If you are in the EEA/UK (GDPR): you have the right to:

  • Access your personal data
  • Correct inaccurate or incomplete data
  • Delete your data (“right to be forgotten”)
  • Restrict or object to processing (including for legitimate interests)

If you are a California resident (CCPA/CPRA): you have the right to:

  • Know the categories of personal information we collect and the purposes of use
  • Access and delete personal information (subject to legal exceptions)
  • Correct inaccurate personal information
  • Opt out of “selling” or “sharing” personal information (we do not sell your data)
  • Limit use of sensitive personal information (we do not use sensitive PI for inferring characteristics)
  • Non‑discrimination for exercising your rights

To exercise any rights, or to request an export of your personal data, contact [email protected]. We may need to verify your identity. For CCPA requests, you may use an authorized agent in accordance with California law.

8) International Data Transfers

We may process and store data on servers located outside your country (e.g., within the EEA and in other regions, depending on your chosen infrastructure).
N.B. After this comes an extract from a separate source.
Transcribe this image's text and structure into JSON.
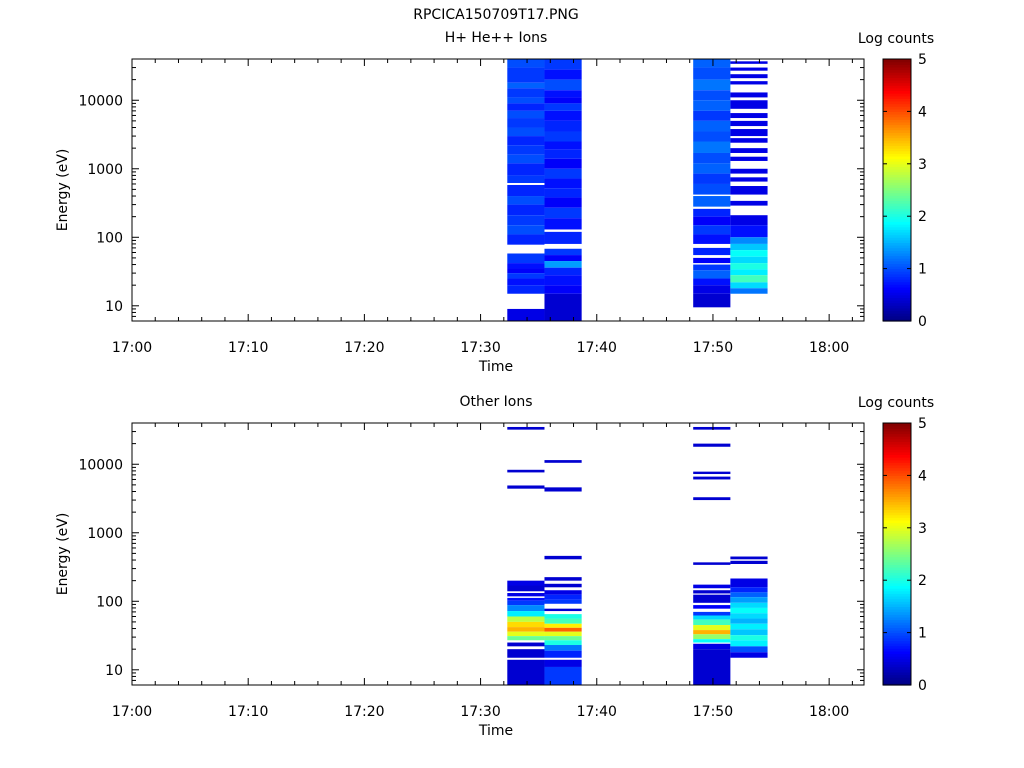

When transferring personal data from the EEA/UK to countries without an adequacy decision, we rely on appropriate safeguards such as the European Commission’s Standard Contractual Clauses (SCCs), and implement supplementary technical and organizational measures as needed.

9) Workspace Ownership, Sharing & Your Choices

  • Workspace owners control access to content within their workspace (e.g., artists, tracks, versions, comments) and can invite people as workspace members or track collaborators with specific roles.
  • Track collaborators only see tracks explicitly shared with them and cannot access other workspace content.
  • Email preferences: You can manage which activity and marketing emails you receive. Essential service and security emails will still be sent.

10) Children’s Privacy

Rebounce is not directed to children. We do not knowingly collect personal data from individuals under 16 in the EEA/UK (or under 13 elsewhere). If you believe a child has provided us data, please contact us so we can take appropriate action.

11) Additional Information for Transparency

  • Security notifications: We may notify you about important security or privacy changes via email or in‑app messages.
  • AI features: If you enable features like AI-generated comment summaries, we may process relevant workspace content to generate results. We do not use your content to train third‑party foundation models unless explicitly stated and consented to.
  • Aggregated/de‑identified data: We may use aggregated or de‑identified information to understand usage trends; this data cannot reasonably identify you.

12) Changes to This Policy

We may update this Privacy Policy from time to time. We will post the revised version with an updated effective date and, if changes are material, we will provide additional notice (e.g., in‑app or by email).

13) Contact Us

If you have questions, requests, or complaints about this Policy or your personal data, please email: [email protected].

When contacting us, please include enough information for us to verify your identity and locate your account or workspace. We respond to legitimate requests within the timeframes required by applicable laws.

Note: This policy is designed to be friendly yet professional. It does not constitute legal advice. Workspace owners should ensure their own compliance and provide necessary notices to collaborators they invite.